7. É verdade que a tragédia revelou o profundo amor do povo a
Getúlio. Durante, pelo menos, quinze dias, o povo reagiu, até com
violência, fazendo se esconderem desafetos e caluniadores de seu líder.
8. Entretanto, o presidente não havia organizado o povo, nem formado
seguidores para liderá-lo após sua morte. O único talvez com têmpera
para isso, Brizola, ainda era um jovem deputado estadual.
9. Devido a esse vácuo, o furor popular arrefeceu, Eugênio Gudin e
Otávio Bulhões, ligados à finança britânica, foram designados para
comandar a economia e instituíram a política antinacional destinada a
acabar com a autonomia industrial e tecnológica do País.
10. Em janeiro de 1955, foram baixadas as Instruções 113 e seguintes,
da SUMOC, e mais medidas para entregar a economia ao controle dos
carteis transnacionais, com subsídios incríveis.
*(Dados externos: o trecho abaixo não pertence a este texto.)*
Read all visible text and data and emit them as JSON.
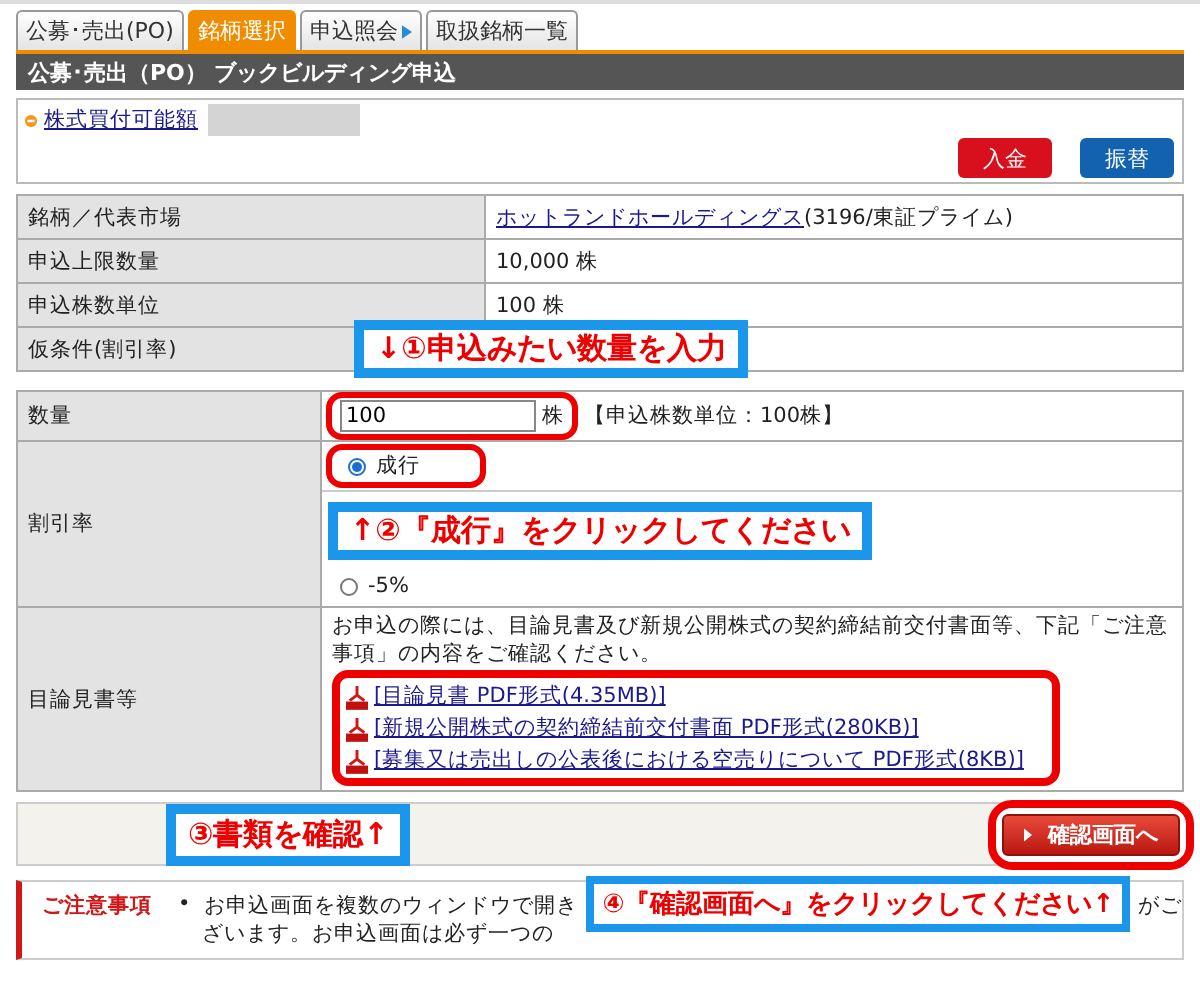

Desde 1956, essa
política foi aplicada intensivamente por JK e nunca mais revertida.
11. É óbvio que a versão conformista interessa aos simpatizantes do
império. Mas, paradoxalmente, predomina também entre a maioria dos
admiradores e supostos seguidores de Vargas.
12. De resto, as atitudes políticas de muitos desses demonstram terem
sido infieis ao nacionalismo do presidente, fosse por ingenuidade,
covardia, falsidade ou até por colaboração interessada com o sistema de
poder transnacional.
13. Entre os erros fatais de Getúlio esteve admitir a falsa – ou, no mínimo, irrelevante – pecha de ter sido ditador.
14. Queixavam-se de ele ter ficado 15 anos consecutivos na
presidência, de 1930 a 1945, e o acusavam de tencionar voltar a ser
ditador, mesmo quando eleito pelo voto direto, em 1950.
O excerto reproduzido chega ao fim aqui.